The Study of Deep-Sea Mining Sediment Plumes?

Oceanographers at MIT and the Scripps Institution of Oceanography have carried out an at-sea experiment to study the sediment plume that mining vessels would potentially release back into the ocean.

Their observations have led to the development of a model for making realistic predictions about how sediment plumes generated by mining operations would be transported through the water column.

The model allows operators to predict the size, concentration, and evolution of sediment plumes under various marine and mining conditions. The hope is that these predictions can be used by biologists and regulators to help assess any potential impact that plumes could have on the surrounding marine ecosystem.

According to Thomas Peacock, professor of mechanical engineering at MIT, the study is the first of its kind on midwater plumes and findings will likely contribute to discussions surrounding the development of regulations over the next two years.

There are two types of sediment plumes associated with proposed deep-sea mining operations; first, collector plumes generated on the seafloor as collectors harvest nodules 4,500 meters below the surface and, second, midwater plumes caused by sediment discharge pumped into the ocean's aphotic zone.

Peacock’s study focused on the midwater plume and how the sediment would disperse once discharged into the water table.

In 2018, the researchers boarded the research vessel Sally Ride and set sail 50 kilometers off the coast of Southern California.

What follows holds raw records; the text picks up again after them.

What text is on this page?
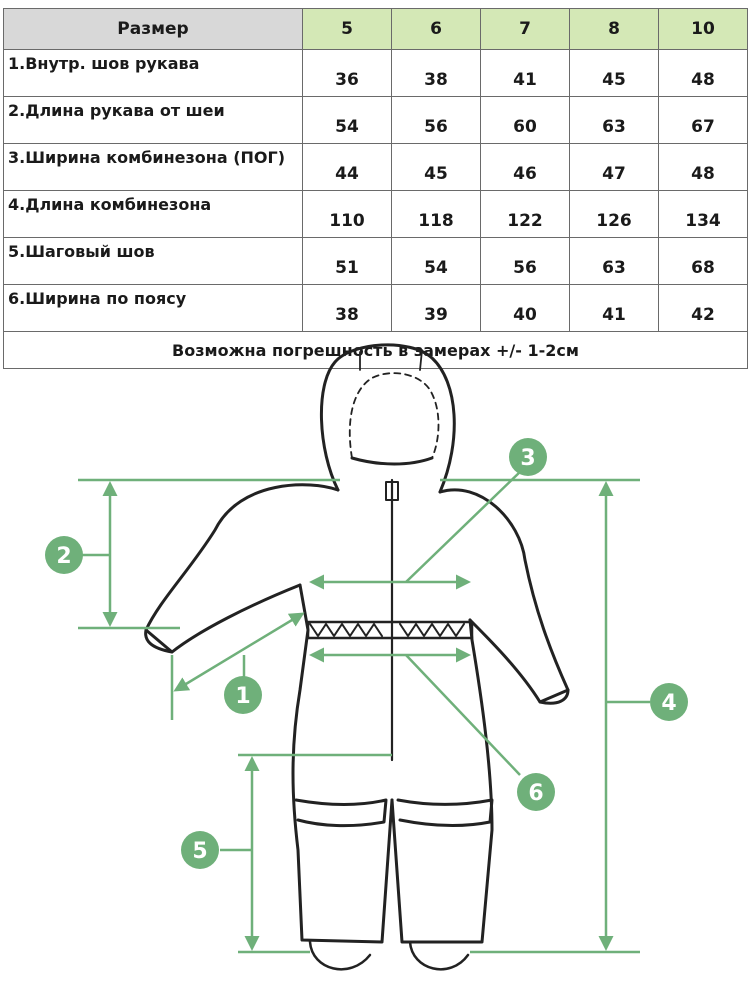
Размер	5	6	7	8	10
1.Внутр. шов рукава	36	38	41	45	48
2.Длина рукава от шеи	54	56	60	63	67
3.Ширина комбинезона (ПОГ)	44	45	46	47	48
4.Длина комбинезона	110	118	122	126	134
5.Шаговый шов	51	54	56	63	68
6.Ширина по поясу	38	39	40	41	42
Возможна погрешность в замерах +/- 1-2см					
1
2
3
4
5
6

Over one week the team conducted a total of six plume experiments, using a Phased Array Doppler Sonar (PADS) and an epsilometer developed by Scripps scientists to monitor the plumes development and drift. The data showed that the sediment formed a highly turbulent cloud when expelled from the pipes. In short, the sediment becomes dilute so quickly that it struggles to stick together.

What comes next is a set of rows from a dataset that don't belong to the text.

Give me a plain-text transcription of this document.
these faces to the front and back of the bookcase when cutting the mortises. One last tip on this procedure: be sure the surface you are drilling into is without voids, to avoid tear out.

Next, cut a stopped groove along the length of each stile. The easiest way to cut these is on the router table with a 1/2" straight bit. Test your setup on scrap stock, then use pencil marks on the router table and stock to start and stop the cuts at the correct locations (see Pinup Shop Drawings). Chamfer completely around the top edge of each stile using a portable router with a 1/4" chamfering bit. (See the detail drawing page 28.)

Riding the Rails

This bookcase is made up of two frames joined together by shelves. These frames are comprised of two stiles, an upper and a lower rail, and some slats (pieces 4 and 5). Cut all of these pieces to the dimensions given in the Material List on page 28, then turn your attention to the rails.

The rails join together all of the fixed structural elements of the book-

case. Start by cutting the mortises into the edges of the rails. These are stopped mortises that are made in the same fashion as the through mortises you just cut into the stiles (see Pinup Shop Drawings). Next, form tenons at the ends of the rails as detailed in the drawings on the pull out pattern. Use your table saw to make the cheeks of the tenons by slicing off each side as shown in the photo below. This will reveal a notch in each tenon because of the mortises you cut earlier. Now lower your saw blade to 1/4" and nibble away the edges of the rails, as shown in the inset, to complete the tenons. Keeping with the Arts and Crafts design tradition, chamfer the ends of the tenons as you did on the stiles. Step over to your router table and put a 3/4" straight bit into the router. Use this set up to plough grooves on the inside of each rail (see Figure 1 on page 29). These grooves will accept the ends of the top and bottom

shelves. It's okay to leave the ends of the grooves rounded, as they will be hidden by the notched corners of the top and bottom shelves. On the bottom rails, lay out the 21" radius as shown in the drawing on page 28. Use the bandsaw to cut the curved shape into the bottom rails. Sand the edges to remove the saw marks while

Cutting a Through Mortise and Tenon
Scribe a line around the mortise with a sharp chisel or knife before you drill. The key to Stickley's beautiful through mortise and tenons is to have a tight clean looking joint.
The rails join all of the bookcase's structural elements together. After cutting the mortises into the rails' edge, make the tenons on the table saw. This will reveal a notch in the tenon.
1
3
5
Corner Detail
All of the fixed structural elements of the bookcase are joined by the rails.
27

What is key to determining the extent of the plumes, according to Peacock, is the strength of the ocean turbulence, the volume of sediment discharged, and the environmental threshold level at which there is impact.

Based on their findings, the researchers have developed formulae to calculate the scale of a plume depending on a given environmental threshold. For instance, if regulators determine that a certain concentration of sediments could be detrimental to surrounding sea life, the formula can be used to calculate how far a plume above that concentration would extend, and what volume of ocean water would be impacted over the course of a 20-year nodule mining operation.

The team is now working on collector plumes, having recently returned from several weeks at sea to perform the first environmental monitoring of a nodule collector vehicle in the deep ocean in over 40 years.

This research was supported in part by the MIT Environmental Solutions Initiative, the UC Ship Time Program, the MIT Policy Lab, the 11th Hour Project of the Schmidt Family Foundation, the Benioff Ocean Initiative, and Fundación Bancaria "la Caixa."